Mari kita percepat saja ceritanya. Bulan demi bulan terus berlalu. Akhirnya, tiba juga hari ini, hari pertama tahun ajaran baru. Aku berangkat lebih pagi dari biasanya dan tiba di sekolah cukup awal. Tahun ini, aku ada di kelas 2-1. Seperti di kelas 1, urutan kelasnya berdasarkan nilai rapor siswa. Aku sangat senang bisa sekelas dengan Elsa dan dengan cepat berlari menuju kelasku.

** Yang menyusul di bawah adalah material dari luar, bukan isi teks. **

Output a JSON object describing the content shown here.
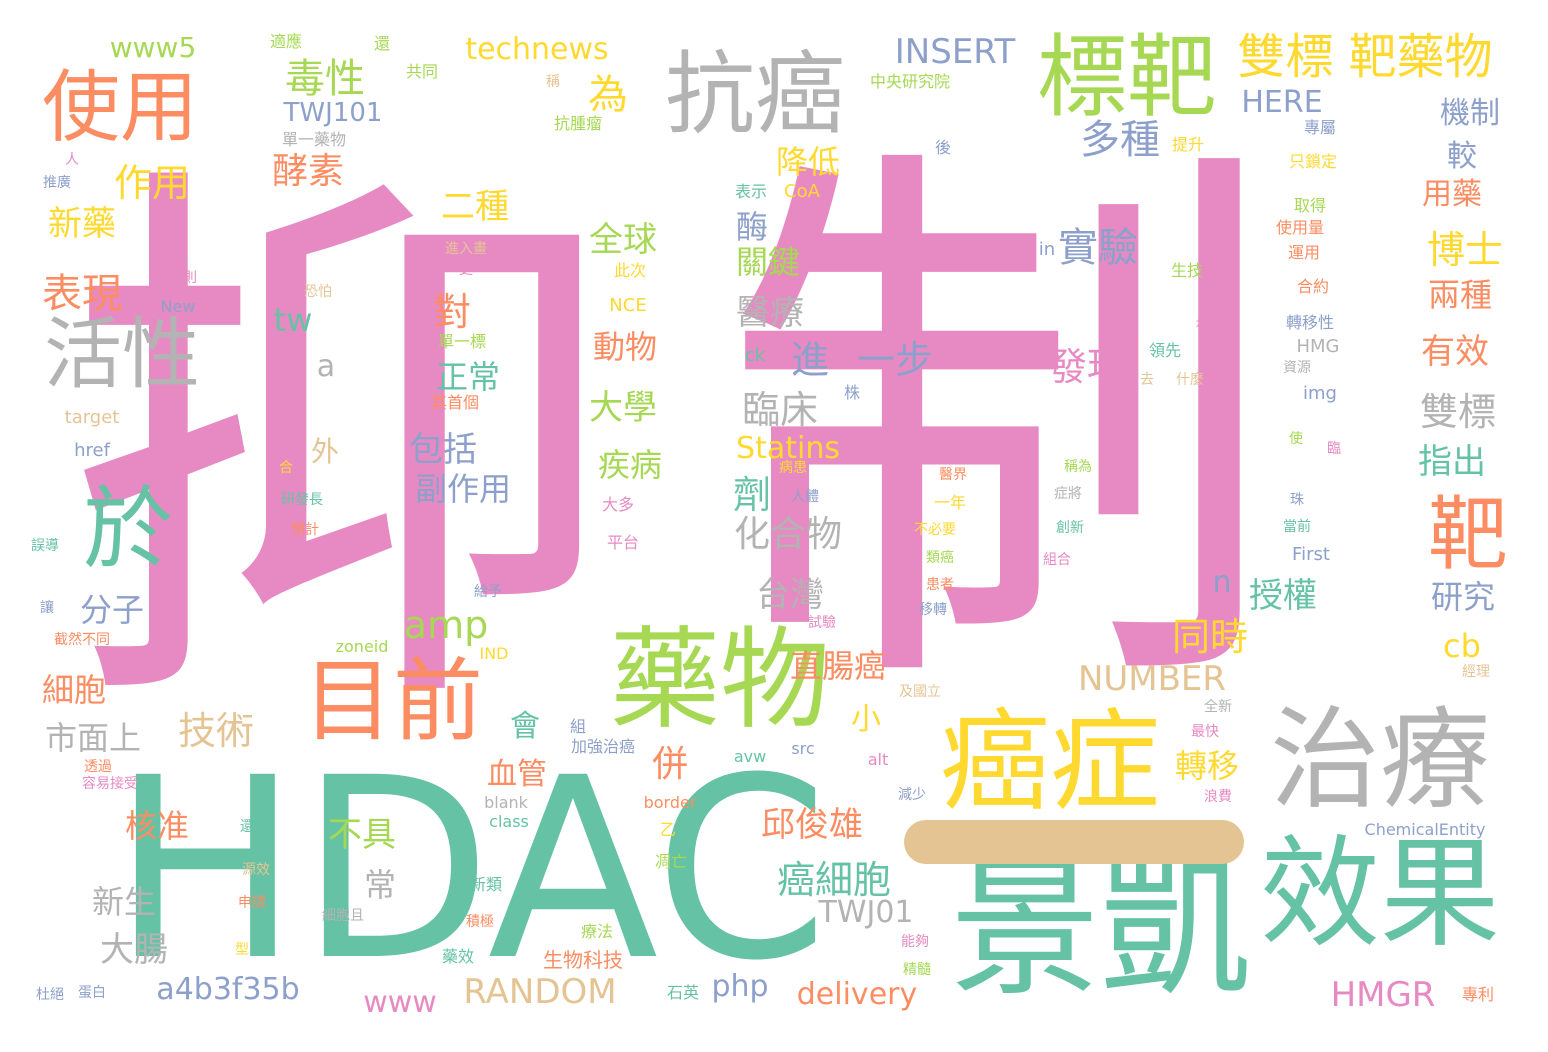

Aku sedikit kecewa ketika tahu kalau ruang itu dipenuhi murid-murid tanpa ada Elsa di antara mereka. Tumben sekali. Biasanya, dia datang lebih awal dari yang lain. Tapi, kali ini sampai apel pagi untuk tahun ajaran baru aku tidak menemukan gadis unik itu. Saat kembali ke kelas usai apel, aku langsung membeku dengan apa yang kutemukan di sana. Ada seorang gadis dengan rambut berwarna susu dikucir satu yang berwajah tajam sedang duduk dengan santainya di meja yang ada tepat di tengah kelas. Meski jauh berbeda, firasatku bilang kalau itu adalah Elsa. Apa gara-gara ditolak kau sampai sedepresi itu, sih?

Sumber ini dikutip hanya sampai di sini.